Here (you've seen this before, deals with the 17th century meaning of 'study') and
here (more with the Greek)
Here. The main point being the Greek underlying the text more accurately refers to shifty marketplace dealings, but the meaning is the same insofar as such transactions were usually understood to be of inferior or deficient goods. The modern rendering is just slightly closer to the Greek, but reads the same in the context of the passage.
I believe in a Devil. I believe he's always been a pretender - he wishes he were God. If you read Isaiah 14 as specifically referencing the devil, then the whole point of that text is to paint Lucifer (Latin word used to reference what was known as the day star, and in the Greek was referenced by the same term Peter uses in the NT, became a proper noun) as trying to be as high as God. It is not at all destructive that Satan is called a day star - in fact, it makes his sin and foolishness even more pronounced, and his ultimate destruction more worthy of glory. I go into HUGE detail on this
here.
In the Greek, the difference is literally one extra letter at the end of the word for "I stood". Most likely an accidental addition that crept in later, as the earliest manuscripts from a variety of geographical locations have the reading "I stood". I don't see the connection between Genesis 22 and Revelation 13, where there is no gate mentioned at that verse, and where it makes no difference to the story. If the devil wanted to insert his name into the story, he did a terrible job, because he still gets smashed, and he only got 'He' in, as opposed to 'Satan' or something similar. 'The beast', we can all agree, is mentioned by that name in the very next verse anyway, so I'm not sure how getting an extra he in makes a difference. I just don't see why you think this variant is a 'gotcha' kind of thing to point out, If it was original, I don't see that it matters as much as you say. But the manuscript evidence is quite significant here.
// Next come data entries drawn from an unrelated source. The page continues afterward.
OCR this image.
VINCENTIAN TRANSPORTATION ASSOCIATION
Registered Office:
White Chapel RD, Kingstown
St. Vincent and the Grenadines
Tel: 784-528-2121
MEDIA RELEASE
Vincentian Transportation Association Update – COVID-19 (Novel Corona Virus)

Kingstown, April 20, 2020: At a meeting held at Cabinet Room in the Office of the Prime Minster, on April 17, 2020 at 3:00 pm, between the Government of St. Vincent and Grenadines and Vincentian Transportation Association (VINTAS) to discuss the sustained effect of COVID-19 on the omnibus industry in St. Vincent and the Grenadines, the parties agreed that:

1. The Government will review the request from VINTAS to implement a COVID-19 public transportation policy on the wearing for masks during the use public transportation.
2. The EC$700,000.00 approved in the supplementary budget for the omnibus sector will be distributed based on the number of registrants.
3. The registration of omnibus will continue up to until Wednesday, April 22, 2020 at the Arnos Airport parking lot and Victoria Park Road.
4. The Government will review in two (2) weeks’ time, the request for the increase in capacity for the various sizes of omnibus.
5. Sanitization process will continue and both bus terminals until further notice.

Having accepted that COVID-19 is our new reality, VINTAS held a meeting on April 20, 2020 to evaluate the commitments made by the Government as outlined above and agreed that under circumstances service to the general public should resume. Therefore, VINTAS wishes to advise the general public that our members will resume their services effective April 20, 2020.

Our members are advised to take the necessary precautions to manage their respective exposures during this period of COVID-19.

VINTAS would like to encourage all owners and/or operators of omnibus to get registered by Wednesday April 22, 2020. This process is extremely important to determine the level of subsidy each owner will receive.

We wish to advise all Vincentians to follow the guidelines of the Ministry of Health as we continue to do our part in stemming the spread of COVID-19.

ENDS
Yep. Agreed. But I'm not sure what that has to do with what I wrote re: the need to 100% certainty regarding each individual word in order to understand what God is telling us.
I don't get the simple and light thing. Jesus was not talking about reading the Scriptures at that point. If he was, would he not have made sure Erasmus got one good Greek text to translate from, instead of having to muck about with several and having to create a new printed edition to translate from? Heck, why not just make it that everyone could just read Greek? If Jesus was meaning what you said he meaned (which I don't think he did), what therefore is an acceptable level of easiness and lightness when it comes to Bible reading and translation?